Berbeda dengan Rizal yang lebih menyoroti tentang makna kesetaraan daripada daya saing difabel di dunia kerja. Ia mengatakan mayoritas tuli yang menganggur di Indonesia karena hanya lulusan SMPLB. Untuk bisa setara, reformasi di dunia pendidikan adalah keharusan. Hal ini akan berdampak pada kondisi kerja yang lebih baik terutama dengan dukungan aksesibilitas dan teknologi.
“Banyak tuli yang bisa fotografi dan desain, mereka harus bersaing dengan orang non-difabel, padahal tuli tidak mendapat akses yang sama, sehingga hasilnya mana mungkin akan setara,” imbuhnya.
Jika pekerja difabel telah memiliki UU No. 8 tahun 2016 tentang Penyandang Disabilitas dimana dalam pasal 53 mengatur kuota berapa persen pekerja difabel yang harus dipekerjakan di sektor pemerintah dan swasta, para pekerja transpuan (transgender perempuan) belum punya payung hukum apapun.

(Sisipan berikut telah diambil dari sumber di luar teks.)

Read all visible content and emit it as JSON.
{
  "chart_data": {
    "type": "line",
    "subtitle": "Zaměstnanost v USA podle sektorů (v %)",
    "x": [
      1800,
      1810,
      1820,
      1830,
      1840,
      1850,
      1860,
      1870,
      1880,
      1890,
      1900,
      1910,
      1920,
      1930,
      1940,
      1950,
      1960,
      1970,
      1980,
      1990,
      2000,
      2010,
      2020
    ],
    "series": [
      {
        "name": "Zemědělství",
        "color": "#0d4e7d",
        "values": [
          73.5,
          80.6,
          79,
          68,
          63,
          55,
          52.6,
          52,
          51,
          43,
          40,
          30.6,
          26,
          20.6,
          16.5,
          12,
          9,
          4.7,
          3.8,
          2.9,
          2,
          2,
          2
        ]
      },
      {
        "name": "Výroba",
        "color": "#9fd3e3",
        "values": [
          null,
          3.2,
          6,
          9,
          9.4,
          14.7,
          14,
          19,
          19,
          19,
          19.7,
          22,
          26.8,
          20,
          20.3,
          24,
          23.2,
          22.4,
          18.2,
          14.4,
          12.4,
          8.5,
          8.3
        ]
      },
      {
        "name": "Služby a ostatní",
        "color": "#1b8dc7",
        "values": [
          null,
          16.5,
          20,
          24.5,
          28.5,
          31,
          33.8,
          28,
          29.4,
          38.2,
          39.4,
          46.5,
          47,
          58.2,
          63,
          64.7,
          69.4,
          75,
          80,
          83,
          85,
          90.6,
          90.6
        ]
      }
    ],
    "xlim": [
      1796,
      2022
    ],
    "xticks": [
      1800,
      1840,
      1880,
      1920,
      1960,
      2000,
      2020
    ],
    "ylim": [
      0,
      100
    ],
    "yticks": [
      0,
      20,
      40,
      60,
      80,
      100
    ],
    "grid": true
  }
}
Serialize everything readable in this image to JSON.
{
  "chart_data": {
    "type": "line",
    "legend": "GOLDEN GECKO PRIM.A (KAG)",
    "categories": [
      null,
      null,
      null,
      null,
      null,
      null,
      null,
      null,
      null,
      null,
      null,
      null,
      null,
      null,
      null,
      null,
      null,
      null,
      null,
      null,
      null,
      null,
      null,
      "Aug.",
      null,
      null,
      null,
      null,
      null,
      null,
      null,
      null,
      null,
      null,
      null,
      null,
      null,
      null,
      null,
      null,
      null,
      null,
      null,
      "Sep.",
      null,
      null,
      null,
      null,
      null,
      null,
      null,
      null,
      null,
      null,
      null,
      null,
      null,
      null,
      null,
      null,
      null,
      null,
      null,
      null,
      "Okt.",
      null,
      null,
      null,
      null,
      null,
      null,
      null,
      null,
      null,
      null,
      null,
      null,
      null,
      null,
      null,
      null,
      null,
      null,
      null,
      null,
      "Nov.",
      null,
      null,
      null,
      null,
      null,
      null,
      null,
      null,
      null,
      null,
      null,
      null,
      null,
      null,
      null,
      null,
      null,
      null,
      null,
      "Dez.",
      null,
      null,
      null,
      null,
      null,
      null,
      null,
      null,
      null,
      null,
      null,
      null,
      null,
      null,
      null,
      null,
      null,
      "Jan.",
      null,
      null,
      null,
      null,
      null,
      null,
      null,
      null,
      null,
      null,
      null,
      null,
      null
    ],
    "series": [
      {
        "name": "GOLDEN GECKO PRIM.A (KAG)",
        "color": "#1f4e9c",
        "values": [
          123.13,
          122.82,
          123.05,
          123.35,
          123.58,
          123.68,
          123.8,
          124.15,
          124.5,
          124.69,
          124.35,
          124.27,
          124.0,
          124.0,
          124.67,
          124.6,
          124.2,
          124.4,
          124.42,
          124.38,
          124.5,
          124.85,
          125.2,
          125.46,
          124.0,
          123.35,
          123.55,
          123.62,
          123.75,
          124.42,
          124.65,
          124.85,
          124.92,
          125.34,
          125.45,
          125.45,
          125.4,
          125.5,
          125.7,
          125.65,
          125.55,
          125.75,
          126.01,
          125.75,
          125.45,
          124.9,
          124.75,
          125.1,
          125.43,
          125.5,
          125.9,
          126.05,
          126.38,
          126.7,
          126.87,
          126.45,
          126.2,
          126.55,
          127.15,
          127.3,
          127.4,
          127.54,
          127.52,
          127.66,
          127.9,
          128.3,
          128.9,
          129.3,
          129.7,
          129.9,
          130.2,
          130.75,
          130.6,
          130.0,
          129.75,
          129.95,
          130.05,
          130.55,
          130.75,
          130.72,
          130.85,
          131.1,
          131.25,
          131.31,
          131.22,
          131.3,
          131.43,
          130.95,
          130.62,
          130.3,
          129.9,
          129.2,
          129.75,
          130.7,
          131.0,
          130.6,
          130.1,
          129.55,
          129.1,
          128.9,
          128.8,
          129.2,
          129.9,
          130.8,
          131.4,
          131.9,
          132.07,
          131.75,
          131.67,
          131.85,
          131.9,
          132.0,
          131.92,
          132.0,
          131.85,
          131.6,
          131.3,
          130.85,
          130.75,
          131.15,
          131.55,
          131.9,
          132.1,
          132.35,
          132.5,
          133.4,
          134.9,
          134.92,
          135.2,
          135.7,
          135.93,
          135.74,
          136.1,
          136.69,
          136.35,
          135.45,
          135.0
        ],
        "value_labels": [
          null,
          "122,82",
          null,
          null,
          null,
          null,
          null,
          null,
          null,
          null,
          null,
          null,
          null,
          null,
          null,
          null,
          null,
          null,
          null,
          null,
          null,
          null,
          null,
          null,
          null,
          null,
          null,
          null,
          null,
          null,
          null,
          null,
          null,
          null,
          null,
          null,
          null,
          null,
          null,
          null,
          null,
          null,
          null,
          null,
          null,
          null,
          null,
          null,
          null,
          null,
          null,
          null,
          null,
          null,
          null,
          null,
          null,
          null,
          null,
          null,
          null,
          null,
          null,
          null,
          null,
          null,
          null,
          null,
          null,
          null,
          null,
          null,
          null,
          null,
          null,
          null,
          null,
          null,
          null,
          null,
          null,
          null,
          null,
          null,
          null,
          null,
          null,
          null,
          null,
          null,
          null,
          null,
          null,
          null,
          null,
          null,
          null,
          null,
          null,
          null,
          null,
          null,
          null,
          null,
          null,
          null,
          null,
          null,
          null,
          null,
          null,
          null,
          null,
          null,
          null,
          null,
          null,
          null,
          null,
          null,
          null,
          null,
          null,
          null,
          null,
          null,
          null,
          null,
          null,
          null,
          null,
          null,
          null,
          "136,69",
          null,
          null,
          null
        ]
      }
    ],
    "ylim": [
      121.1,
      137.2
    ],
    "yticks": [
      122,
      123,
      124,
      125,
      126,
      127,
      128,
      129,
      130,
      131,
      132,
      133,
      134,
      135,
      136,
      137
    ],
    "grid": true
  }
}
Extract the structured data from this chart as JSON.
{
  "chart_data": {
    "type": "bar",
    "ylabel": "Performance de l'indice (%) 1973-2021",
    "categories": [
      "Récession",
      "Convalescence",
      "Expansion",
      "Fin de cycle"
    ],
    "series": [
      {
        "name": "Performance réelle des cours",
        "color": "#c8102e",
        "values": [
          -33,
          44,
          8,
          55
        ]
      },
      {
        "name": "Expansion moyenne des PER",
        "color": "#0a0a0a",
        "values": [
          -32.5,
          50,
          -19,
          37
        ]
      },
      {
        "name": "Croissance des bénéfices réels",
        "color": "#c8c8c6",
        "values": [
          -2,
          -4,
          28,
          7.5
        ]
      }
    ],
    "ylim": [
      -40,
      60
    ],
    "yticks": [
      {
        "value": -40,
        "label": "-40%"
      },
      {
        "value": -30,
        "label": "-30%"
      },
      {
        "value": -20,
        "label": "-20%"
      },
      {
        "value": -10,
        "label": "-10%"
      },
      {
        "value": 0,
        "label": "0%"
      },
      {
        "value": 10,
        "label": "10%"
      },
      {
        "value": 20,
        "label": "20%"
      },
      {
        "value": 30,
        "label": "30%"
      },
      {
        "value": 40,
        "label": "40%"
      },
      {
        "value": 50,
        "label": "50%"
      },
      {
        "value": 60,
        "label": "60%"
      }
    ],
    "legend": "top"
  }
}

Alih-alih dilindungi, transpuan -atau lebih dikenal sebagai waria- oleh Kemensos malah dikategorikan sebagai PMKS atau Penyandang Masalah Kesejahteraan Sosial. Sehingga sudah menjadi rahasia umum bahwa keterbatasan (baca: pembatasan) lapangan kerja adalah masalah besar yang dialami transpuan yang mayoritas berpendidikan rendah. Termasuk masalah ketiadaan kartu identitas karena para transpuan banyak yang ‘lari’ atau diusir dari tempat kelahirannya ketika ekspresi gendernya tidak bisa diterima masyarakat. Saat ini, Kemendagri melalui Disdukcapil telah memulai pembuatan KTP elektronik bagi transpuan, meski implementasinya baru di beberapa daerah. Harapannya, dengan adanya kartu identitas, transpuan dapat mengakses kesehatan, pendidikan, jaminan sosial dan hak-hak dasar lainnya sebagai warga negara.
Seperti pengalaman tak mengenakkan yang dialami Manda, transpuan yang aktif sebagai paralegal di Lembaga Bantuan Hukum Semarang. Saat itu dia melamar pekerjaan dengan nama preferensi, tapi ia dinyatakan maladministrasi. Dari pendidikan, Manda cukup beruntung dibanding transpuan lain. Ia bisa lulus menjadi sarjana psikologi. Sementara transpuan lain kebanyakan tak bersekolah dan hanya menjadi pekerja seks atau pekerja sektor non formal.
Manda menilai pemerintah belum memenuhi hak-hak pekerja transpuan karena praktek di lapangan, masih banyak regulasi diskriminatif dan berpotensi mengriminalisasi kelompok identitas gender dan minoritas seksual. Dampaknya, para transpuan masih banyak yang hidup di jalan sebagai pengamen, pekerja seks, dan pekerja salon.